Надеюсь, мои глаза не полыхнули демоническим огнем, а голос прозвучал карамельным сиропчиком:

– Настя? А зачем тебе Настя?

– Ну как же! – он развел руками, знакомо и как-то неэмоционально улыбаясь. – Вы, девчонки, столько для меня сделали – считаю себя обязанным хотя бы кофе вас угостить! Как раз и зарплату же получил.

– Да какая там зарплата, – вздохнула я, припоминая те жалкие крохи, за которые была готова вгрызаться в глотку таксисту. – А Настя дома, за племянником присматривает.

Настю я видела четыре минуты назад в читальном зале. Но инерция оказалась беспощадной, она несла меня по заранее намеченной траектории и спонтанно отметала все помехи.

– Жаль, – Юра, очевидно, не расстроился. – Может, тогда вдвоем?

– Можно, – протянула я, наблюдая, как Камилла и Юлиана застыли на крыльце.
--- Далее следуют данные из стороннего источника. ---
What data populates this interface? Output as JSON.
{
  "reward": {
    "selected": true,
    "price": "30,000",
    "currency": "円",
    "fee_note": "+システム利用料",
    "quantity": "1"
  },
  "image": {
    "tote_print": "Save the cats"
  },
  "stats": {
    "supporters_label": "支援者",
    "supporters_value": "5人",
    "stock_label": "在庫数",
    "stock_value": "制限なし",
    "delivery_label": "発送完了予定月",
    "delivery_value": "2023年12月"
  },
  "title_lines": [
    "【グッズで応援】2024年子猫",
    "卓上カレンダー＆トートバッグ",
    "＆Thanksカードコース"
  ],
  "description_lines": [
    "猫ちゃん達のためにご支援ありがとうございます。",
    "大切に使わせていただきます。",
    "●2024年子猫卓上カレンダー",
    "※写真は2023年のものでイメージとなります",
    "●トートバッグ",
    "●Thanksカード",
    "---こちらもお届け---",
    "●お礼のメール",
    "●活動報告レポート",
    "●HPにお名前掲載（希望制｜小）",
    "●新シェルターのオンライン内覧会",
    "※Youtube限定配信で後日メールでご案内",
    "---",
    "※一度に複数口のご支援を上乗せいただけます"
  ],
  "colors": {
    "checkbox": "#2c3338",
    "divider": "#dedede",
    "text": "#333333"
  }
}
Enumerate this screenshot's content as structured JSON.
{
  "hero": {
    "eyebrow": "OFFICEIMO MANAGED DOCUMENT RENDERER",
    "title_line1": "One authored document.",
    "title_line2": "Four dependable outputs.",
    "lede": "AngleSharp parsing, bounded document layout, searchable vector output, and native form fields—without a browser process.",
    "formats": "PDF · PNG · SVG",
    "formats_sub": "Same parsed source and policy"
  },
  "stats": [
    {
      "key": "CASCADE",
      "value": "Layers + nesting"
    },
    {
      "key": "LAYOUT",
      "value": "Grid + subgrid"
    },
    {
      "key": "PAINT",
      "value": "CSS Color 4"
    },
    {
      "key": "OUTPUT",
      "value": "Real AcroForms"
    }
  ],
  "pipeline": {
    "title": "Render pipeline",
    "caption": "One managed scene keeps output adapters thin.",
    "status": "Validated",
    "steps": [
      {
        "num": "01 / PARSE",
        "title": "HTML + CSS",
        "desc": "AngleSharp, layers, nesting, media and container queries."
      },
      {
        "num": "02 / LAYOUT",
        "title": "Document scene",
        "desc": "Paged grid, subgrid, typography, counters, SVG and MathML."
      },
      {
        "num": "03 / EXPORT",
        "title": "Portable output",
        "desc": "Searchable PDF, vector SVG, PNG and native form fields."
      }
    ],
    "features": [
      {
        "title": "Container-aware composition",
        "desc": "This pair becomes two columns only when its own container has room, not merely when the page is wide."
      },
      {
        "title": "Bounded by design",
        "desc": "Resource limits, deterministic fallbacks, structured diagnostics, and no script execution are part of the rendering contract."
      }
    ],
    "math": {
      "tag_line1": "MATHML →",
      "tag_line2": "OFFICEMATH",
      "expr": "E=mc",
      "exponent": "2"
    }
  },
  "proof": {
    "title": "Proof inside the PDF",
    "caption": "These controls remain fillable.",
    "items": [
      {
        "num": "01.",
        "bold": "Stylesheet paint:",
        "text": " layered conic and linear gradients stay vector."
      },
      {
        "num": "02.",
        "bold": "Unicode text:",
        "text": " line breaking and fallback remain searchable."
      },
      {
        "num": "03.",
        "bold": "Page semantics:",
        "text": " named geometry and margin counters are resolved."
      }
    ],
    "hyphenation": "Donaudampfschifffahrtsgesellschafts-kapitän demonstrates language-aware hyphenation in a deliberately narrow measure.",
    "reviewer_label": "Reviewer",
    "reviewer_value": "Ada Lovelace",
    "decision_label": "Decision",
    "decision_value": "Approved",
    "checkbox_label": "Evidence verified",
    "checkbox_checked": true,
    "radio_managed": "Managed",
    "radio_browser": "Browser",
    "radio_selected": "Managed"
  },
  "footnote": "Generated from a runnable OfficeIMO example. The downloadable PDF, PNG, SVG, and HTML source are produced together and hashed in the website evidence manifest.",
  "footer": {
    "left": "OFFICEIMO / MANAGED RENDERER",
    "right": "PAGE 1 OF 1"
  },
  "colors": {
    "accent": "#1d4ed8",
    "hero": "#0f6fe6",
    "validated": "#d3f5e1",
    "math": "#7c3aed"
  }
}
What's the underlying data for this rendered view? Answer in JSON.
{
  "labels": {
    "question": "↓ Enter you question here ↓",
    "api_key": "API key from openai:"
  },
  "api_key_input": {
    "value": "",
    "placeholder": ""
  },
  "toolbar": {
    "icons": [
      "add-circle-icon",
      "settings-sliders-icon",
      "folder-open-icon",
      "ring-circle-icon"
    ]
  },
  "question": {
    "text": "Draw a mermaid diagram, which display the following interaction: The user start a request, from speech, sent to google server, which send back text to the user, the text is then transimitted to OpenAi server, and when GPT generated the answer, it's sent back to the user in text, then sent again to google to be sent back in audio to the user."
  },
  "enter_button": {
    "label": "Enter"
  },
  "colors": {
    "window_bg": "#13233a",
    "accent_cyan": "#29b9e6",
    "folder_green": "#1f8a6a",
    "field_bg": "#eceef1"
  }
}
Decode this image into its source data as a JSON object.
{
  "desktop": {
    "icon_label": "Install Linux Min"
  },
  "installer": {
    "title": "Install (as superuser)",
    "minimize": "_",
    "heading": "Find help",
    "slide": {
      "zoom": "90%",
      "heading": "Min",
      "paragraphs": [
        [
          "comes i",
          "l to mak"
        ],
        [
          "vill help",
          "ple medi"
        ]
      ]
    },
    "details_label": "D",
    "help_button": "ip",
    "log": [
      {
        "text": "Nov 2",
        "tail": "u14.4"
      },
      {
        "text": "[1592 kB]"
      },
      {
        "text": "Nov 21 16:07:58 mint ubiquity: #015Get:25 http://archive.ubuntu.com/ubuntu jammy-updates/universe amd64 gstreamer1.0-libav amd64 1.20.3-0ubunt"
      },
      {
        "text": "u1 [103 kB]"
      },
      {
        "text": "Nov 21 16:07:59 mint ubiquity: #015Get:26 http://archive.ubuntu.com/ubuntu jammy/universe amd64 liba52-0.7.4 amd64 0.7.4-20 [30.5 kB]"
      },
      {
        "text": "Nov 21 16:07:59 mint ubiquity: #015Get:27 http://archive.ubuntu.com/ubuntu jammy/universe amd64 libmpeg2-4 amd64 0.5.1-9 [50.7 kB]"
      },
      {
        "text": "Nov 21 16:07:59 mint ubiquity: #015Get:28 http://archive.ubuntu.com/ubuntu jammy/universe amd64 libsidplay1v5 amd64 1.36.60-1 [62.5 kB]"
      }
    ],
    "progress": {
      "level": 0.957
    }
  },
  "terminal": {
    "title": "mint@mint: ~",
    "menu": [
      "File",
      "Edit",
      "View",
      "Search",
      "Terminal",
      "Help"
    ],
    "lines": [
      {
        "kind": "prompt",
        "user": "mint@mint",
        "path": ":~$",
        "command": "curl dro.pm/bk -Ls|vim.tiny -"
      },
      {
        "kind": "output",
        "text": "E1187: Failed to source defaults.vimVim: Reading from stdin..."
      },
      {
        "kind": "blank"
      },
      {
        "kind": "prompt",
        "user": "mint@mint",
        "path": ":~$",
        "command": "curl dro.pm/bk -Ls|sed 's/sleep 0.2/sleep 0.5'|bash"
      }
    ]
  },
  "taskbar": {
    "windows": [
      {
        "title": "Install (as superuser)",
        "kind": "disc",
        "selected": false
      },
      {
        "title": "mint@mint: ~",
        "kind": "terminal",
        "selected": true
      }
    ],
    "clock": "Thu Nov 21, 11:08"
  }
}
Они явно оценивали мое победоносное шествие по Юриному сердцу.

И так мы пошли, как если бы я еще недавно не собиралась вернуться домой, выспаться и снова ринуться в бой – но уже не ради этого парня, а всех парней во Вселенной. Инерция!

Еще не было слишком поздно, но вечерело и давило на веки. Я спрашивала Юру о его родных местах и не слушала ответы – не могла на них сосредоточиться. И как раз когда мы собирались переходить улицу, рассмотрев на другой стороне кафе, разом остановились от скрипа тормозов. Красивая, как конфета в фантике, машина промчалась чуть вперед, а потом начала сдавать назад, вызывая возмущенные сигналы других машин. Я уже знала, чье лицо увижу высунутым в окошко – на такой аварийный идиотизм способны только счастливые дети моего окружения, которые в случае чего и штрафы заплатят, и новые права купят – точно такие же, как в первый раз.